Probably you’d say, well I know the formula for computing the determinant of a 2x2 matrix! Let’s just implement it.
In Python:
In [1]: import numpy as np
In [2]: M = np.array([[1, 2], [3, 4]])
In [3]: def det_2x2(X):
...: return X[0, 0] * X[1, 1] - X[0, 1] * X[1, 0]
...:
In [4]: %timeit det_2x2(M)
502 ns ± 10.5 ns per loop (mean ± std. dev. of 7 runs, 1,000,000 loops each)
And for Julia:
det_2x2(X) = X[1, 1] * X[2, 2] - X[1, 2] * X[2, 1]
det_2x2 (generic function with 1 method)
M = [1 2; 3 4]
2×2 Matrix{Int64}:
1 2
3 4
det_2x2(M)
-2
@btime det_2x2(M);
18.088 ns (0 allocations: 0 bytes)
Let’s see how Julia’s built-in det
function compares to our algorithm, first in Numpy:
In [6]: %timeit np.linalg.det(M)
4.75 µs ± 59.9 ns per loop (mean ± std. dev. of 7 runs, 100,000 loops each)
Almost 10x slower than the hand-written version! And for Julia:
using LinearAlgebra
det(M)
-2.0
@btime det(M);
336.357 ns (3 allocations: 192 bytes)
20x slower!
The reason isn’t just that the compiler doesn’t just know the size of the matrix from its type but also that the code it considers (selected by the dispatch mechanism) is too general to compete with our implementation in det_2x2
.
Let’s now move the size information to the type domain and see how things change.
using StaticArrays
S = @SMatrix [1 2; 3 4]
2×2 SMatrix{2, 2, Int64, 4} with indices SOneTo(2)×SOneTo(2):
1 2
3 4
@btime det($S);
3.035 ns (0 allocations: 0 bytes)
Note that it is super faster because StaticArrays.jl provides a hand-coded version, similar to our det_2x2
above, which gets selected because of the size information in the type.
The (tiny) speed difference compared to our own det_2x2
is only due to bounds checking and matrix vs linear indexing.
det_2x2_optimized(X) = X[1] * X[4] - X[3] * X[2]
@btime det_2x2_optimized($M);
3.043 ns (0 allocations: 0 bytes)
Are Explicit Type Annotations Necessary?#
Fortan/C require them, are they required in Julia?
function my_function(x)
y = rand()
z = rand()
x + y + z
end
function my_function_typed(x::Int)::Float64
y::Float64 = rand()
z::Float64 = rand()
x + y + z
end
my_function_typed (generic function with 1 method)
Nope! Julia’s type inference is powerful. Specifying types is not necessary for best performance.
@btime my_function(10);
@btime my_function_typed(10);
6.394 ns (0 allocations: 0 bytes)
6.386 ns (0 allocations: 0 bytes)
Annotating types explicitly can serve a purpose.
Enforce conversions
Very rarely: help the compiler infer types in tricky situations
However, more often than not it is an indication of suboptimal code design. (It also makes functions much less generic and reusable!)

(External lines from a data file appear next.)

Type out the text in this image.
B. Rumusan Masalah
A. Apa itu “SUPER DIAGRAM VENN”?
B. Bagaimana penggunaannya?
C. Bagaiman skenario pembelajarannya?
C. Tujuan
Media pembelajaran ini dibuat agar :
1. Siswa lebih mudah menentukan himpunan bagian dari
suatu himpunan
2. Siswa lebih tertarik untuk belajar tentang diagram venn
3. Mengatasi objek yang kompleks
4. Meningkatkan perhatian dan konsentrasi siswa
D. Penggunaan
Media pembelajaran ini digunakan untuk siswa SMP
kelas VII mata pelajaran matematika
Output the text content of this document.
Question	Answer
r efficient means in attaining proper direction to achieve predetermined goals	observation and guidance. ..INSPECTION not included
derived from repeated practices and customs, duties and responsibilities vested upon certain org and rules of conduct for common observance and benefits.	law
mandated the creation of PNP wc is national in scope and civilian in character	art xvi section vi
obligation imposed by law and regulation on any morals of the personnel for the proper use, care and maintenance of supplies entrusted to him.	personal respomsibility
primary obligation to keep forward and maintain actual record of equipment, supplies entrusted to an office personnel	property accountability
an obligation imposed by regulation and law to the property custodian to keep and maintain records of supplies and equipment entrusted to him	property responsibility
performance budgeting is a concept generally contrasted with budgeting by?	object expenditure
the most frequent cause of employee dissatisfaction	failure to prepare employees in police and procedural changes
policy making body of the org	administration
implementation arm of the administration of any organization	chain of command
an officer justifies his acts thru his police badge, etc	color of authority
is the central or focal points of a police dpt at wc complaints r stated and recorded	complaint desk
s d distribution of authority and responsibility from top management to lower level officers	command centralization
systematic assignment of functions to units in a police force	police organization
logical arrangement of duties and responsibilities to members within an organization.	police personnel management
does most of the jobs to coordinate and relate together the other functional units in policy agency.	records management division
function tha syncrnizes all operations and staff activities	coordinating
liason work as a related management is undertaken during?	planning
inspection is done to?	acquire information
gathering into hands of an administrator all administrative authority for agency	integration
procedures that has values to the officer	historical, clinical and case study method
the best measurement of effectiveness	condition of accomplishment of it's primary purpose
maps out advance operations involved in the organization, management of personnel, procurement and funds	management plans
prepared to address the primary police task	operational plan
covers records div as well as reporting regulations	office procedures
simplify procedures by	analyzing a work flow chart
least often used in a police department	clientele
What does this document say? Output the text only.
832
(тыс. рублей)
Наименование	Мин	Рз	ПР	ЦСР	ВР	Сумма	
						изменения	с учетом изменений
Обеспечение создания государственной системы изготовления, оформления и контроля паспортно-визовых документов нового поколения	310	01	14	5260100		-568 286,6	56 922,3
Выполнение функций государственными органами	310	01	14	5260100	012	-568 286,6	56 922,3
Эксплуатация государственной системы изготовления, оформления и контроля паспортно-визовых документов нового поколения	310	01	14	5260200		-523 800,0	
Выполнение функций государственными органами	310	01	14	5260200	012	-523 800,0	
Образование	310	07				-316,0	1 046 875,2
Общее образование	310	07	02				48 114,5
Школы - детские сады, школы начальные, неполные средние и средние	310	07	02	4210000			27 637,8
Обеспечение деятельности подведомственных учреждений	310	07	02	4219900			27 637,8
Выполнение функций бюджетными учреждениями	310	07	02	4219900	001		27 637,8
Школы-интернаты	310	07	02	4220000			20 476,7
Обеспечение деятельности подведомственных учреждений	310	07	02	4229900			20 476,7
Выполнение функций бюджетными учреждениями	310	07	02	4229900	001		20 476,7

Core messages of this Notebook#
A function is compiled when called for the first time with a given set of argument types.
The are multiple compilation steps which can be inspected through macros like
@code_warntype
.Code specialization based on the types of all of the input arguments is important for speed.
Critical information can be moved to the type domain for better dispatch and specialization.
In virtually all cases, explicit type annotations are irrelevant for performance.